In light of the previous findings of BBR and TRAIL studies (1,17), the present study aimed to investigate the effect of the BBR/TRAIL combination therapy on MAPK activation in EGFR-overexpressing breast cancer cells. The results demonstrated that TRAIL alone markedly upregulated ERK phosphorylation and slightly upregulated p38 phosphorylation in MDA-MB-468 cells (Fig. 1). This effect was not associated with any changes in apoptosis, which may be due to the resistance of MDA-MB-468 cells to TRAIL (Fig. 1, lane 2). By contrast, BBR decreased ERK phosphorylation and markedly increased p38 phosphorylation (Fig. 1). In addition, the BBR/TRAIL combination further enhanced p38 phosphorylation and decreased ERK phosphorylation. TAK1 inhibition using the specific inhibitor 5Z-7-oxozeaenol demonstrated an inhibition of the combination therapy-mediated upregulation of p38; comparably, decreased ERK phosphorylation was observed following 5Z-7-oxozeaenol treatment. This indicated that TAK1 was involved in the regulation of the phosphorylation of p38 and ERK in MDA-MB-468 cells. However, TAK1 inhibition did not induce any changes in combination therapy-mediated apoptosis (Fig. 1, lane 5 vs. 4). In order to further demonstrate the effect of p38 and ERK inhibition on cell apoptosis, cells were pretreated with specific inhibitors, SB203580 and U0126, respectively. The results revealed that p38 inhibition enhanced apoptosis in cells treated with BBR/TRAIL combination therapy, whereas ERK inhibition did not exhibit notable effects on apoptosis (Fig. 1).

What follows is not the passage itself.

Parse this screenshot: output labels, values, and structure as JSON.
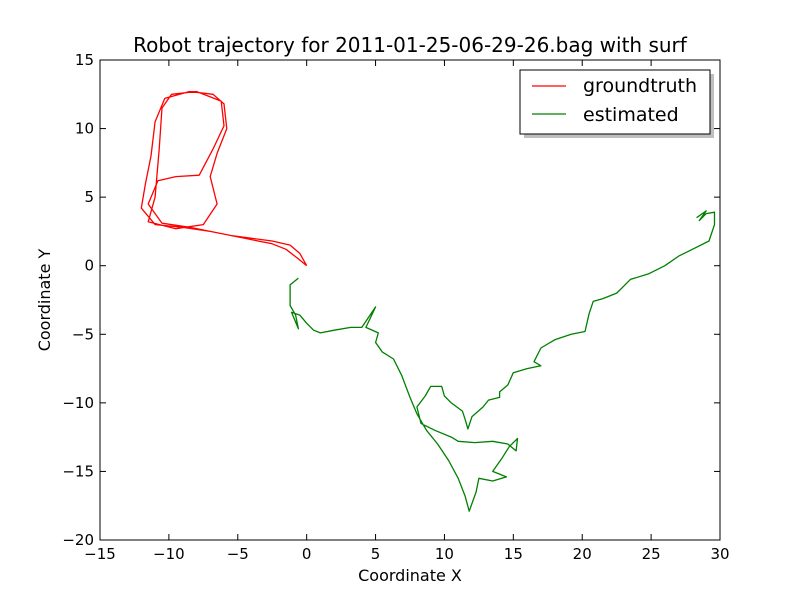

In order to confirm the efficient inhibition of p38 in EGFR-expressing cells, the previous experiment was repeated with EGFR tyrosine kinase inhibition instead of TAK1 inhibition. EGFR tyrosine kinase is well-known to be crucial for cell survival and proliferation (18). Although blocking the EGFR tyrosine kinase may indirectly block ERK and EGFR threonine phosphorylation, the present results demonstrated that p38 inhibition downregulated EGFR serine phosphorylation as well as enhanced apoptosis compared with that of EGFR tyrosine kinase inhibition. In addition, ERK inhibition did not promote apoptosis in MDA-MB-468 cells (Fig. 2A). This confirmed that p38, but not ERK, may contribute to cell apoptosis in EGFR-expressing MDA-MB-468 cells. In order to confirm these results, the effects of the EGFR tyrosine kinase inhibitor and p38 inhibitor were examined in EGFR-mutant non-small-cell lung carcinoma (NSCLC) PC-9 cells, the results of which demonstrated a comparable pattern to that of the EGFR-expressing breast cancer cells (Fig. 2B). The consequences of enhancing cellular apoptosis following combination therapy were demonstrated using cell viability assays in these EGFR-overexpressing cell lines; MDA-MB-468 and PC-9. In this experiment, cells were exposed to a lower concentration of BBR, in addition to TRAIL, and the specific inhibitors for extended time periods in order to monitor their significance on cell viability. As shown in Fig. 3A and B, only p38 inhibition in addition to BBR/TRAIL therapy induced a significant decrease in cell viability, compared to ERK inhibition or EGFR inhibition. In addition, the specificity of p38 action was confirmed using specific knockdown of p38 with siRNA. The results demonstrated that p38 knockdown induced EGFR serine downregulation, which resulted in the cleavage of caspase-substrate, PARP-1 (Fig. 3C); this therefore confirmed the value of using p38 inhibition in conjunction with BBR/TRAIL combination therapy in EGFR-expressing cancer cells.